# List of ADGA shows in Missouri & Kansas



## Coyote Night Acres (Dec 27, 2010)

Was wondering if anyone had a list of ADGA shows in missouri and kansas, I was planning to watch several this year to see if I want to start showing but can't find anywhere with a list of shows does ADGA have a page with sanctioned shows by state? 

Also if the show is being put on by a club do you have to be a member of the club to show your ADGA goats at their show?


----------



## RunAround (Feb 17, 2008)

The ADGA and AGS both have lists of shows going on. the AGS doesn't always update it though. 

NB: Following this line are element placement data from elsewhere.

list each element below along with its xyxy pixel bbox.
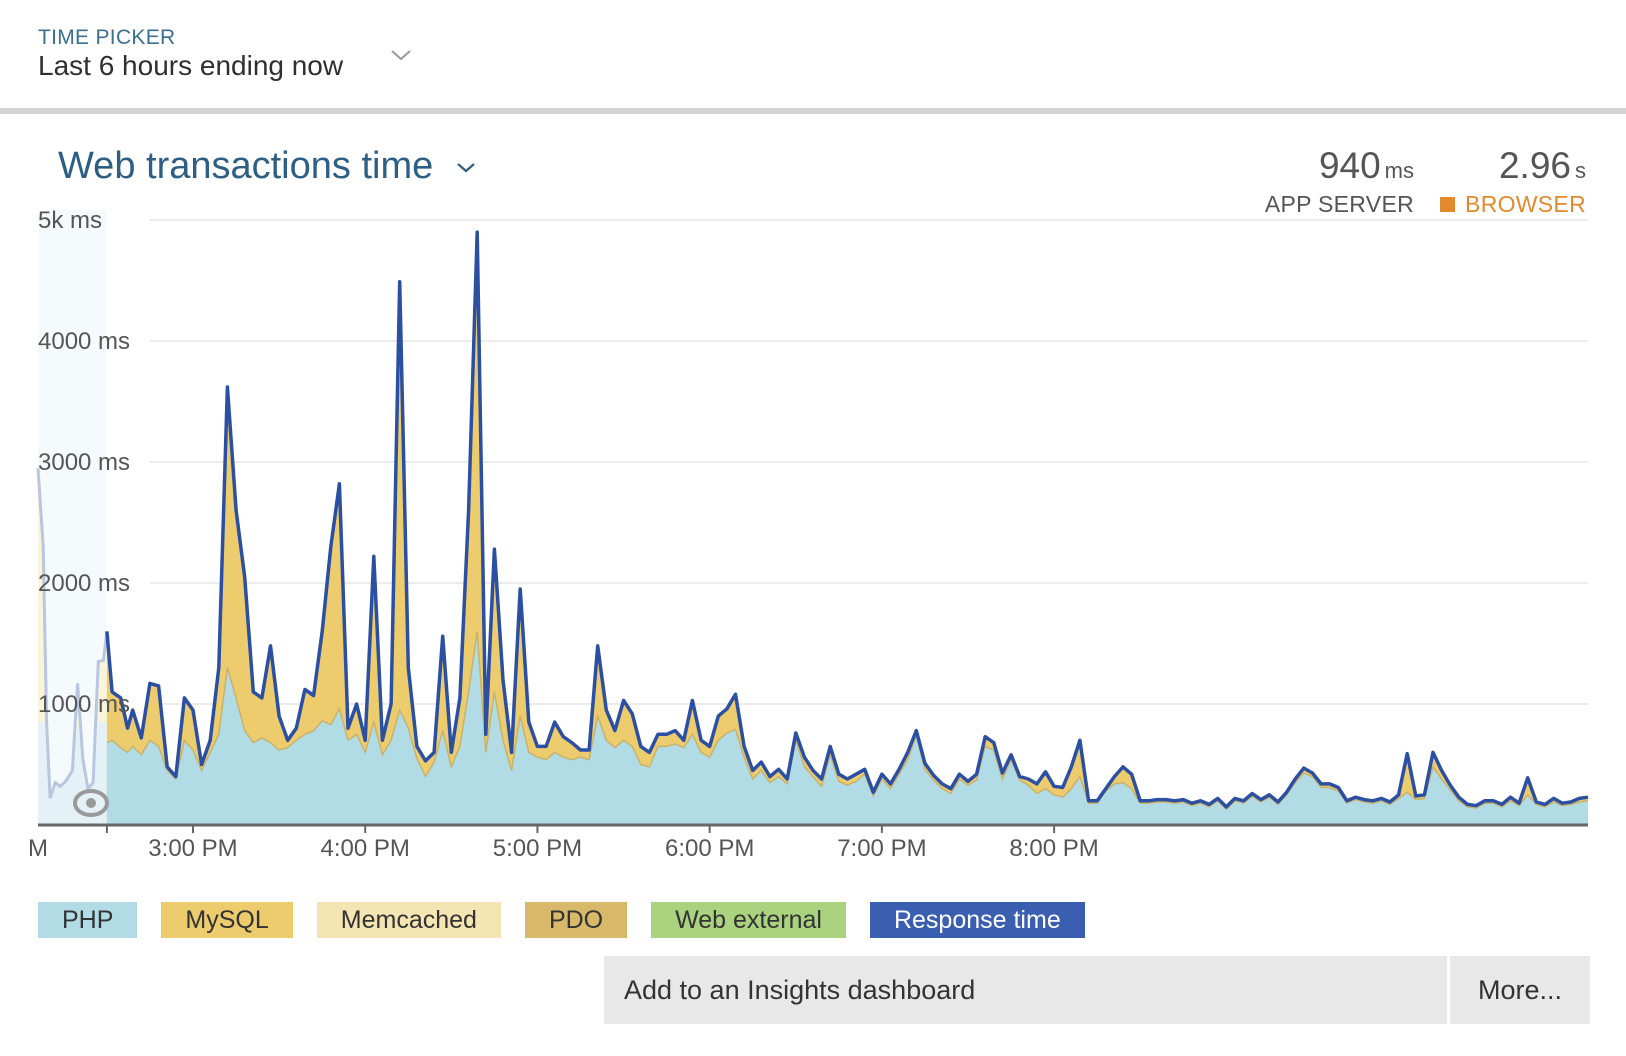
y-tick-label: 1000 ms bbox=[38, 691, 130, 718]
x-tick-label: 5:00 PM bbox=[493, 835, 582, 862]
time-picker-label: TIME PICKER bbox=[38, 26, 176, 49]
y-tick-label: 5k ms bbox=[38, 207, 102, 234]
response-time-line bbox=[105, 230, 1589, 809]
chevron-down-icon[interactable] bbox=[455, 156, 477, 178]
x-tick-label: M bbox=[28, 835, 48, 862]
app-server-caption: APP SERVER bbox=[1264, 191, 1414, 217]
browser-value: 2.96 bbox=[1498, 145, 1571, 186]
chevron-down-icon[interactable] bbox=[390, 44, 412, 66]
web-transactions-chart[interactable]: 1000 ms 2000 ms 3000 ms 4000 ms 5k ms M 3:00 P… bbox=[0, 200, 1626, 910]
x-tick-label: 7:00 PM bbox=[837, 835, 926, 862]
legend-web-external[interactable]: Web external bbox=[651, 902, 846, 938]
drag-handle-dot-icon bbox=[86, 798, 96, 808]
x-tick-label: 8:00 PM bbox=[1009, 835, 1098, 862]
browser-caption: BROWSER bbox=[1465, 191, 1586, 217]
chart-title-dropdown[interactable]: Web transactions time bbox=[58, 145, 477, 188]
y-tick-label: 2000 ms bbox=[38, 570, 130, 597]
php-outline bbox=[106, 631, 1589, 811]
legend-mysql[interactable]: MySQL bbox=[161, 902, 293, 938]
time-picker-value[interactable]: Last 6 hours ending now bbox=[38, 50, 344, 81]
app-server-unit: ms bbox=[1384, 158, 1414, 183]
x-tick-label: 3:00 PM bbox=[148, 835, 237, 862]
app-server-metric: 940 ms APP SERVER bbox=[1265, 145, 1414, 218]
browser-swatch-icon bbox=[1440, 197, 1456, 212]
legend-php[interactable]: PHP bbox=[38, 902, 138, 938]
y-tick-label: 4000 ms bbox=[38, 328, 130, 355]
legend-response-time[interactable]: Response time bbox=[869, 902, 1085, 938]
time-picker[interactable]: TIME PICKER Last 6 hours ending now bbox=[0, 0, 1626, 108]
browser-metric[interactable]: 2.96 s BROWSER bbox=[1440, 145, 1586, 218]
x-tick-label: 6:00 PM bbox=[665, 835, 754, 862]
chart-title: Web transactions time bbox=[58, 145, 434, 187]
browser-unit: s bbox=[1575, 158, 1586, 183]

There probably aren't many listed yet since it's a bit early.


----------



## Coyote Night Acres (Dec 27, 2010)

Where do I find it on ADGA, looked but couldn't find it.


----------



## harmonygoats (Nov 20, 2007)

June 17-18th Noesho, MO- club website http://southwestmissouridairygoats.webs.com/

June 11-12 Sedalia, MO Boon Companions

The Mokan club usually holds one memorial weekend in Sedalia, MO-http://mokandairygoatclub.webs.com/


----------



## harmonygoats (Nov 20, 2007)

You can also sign up for the yahoo group district5news. Noah usually posts a list of the shows in the district.


----------



## Coyote Night Acres (Dec 27, 2010)

Thank you I'll check those links out and the yahoo group.


----------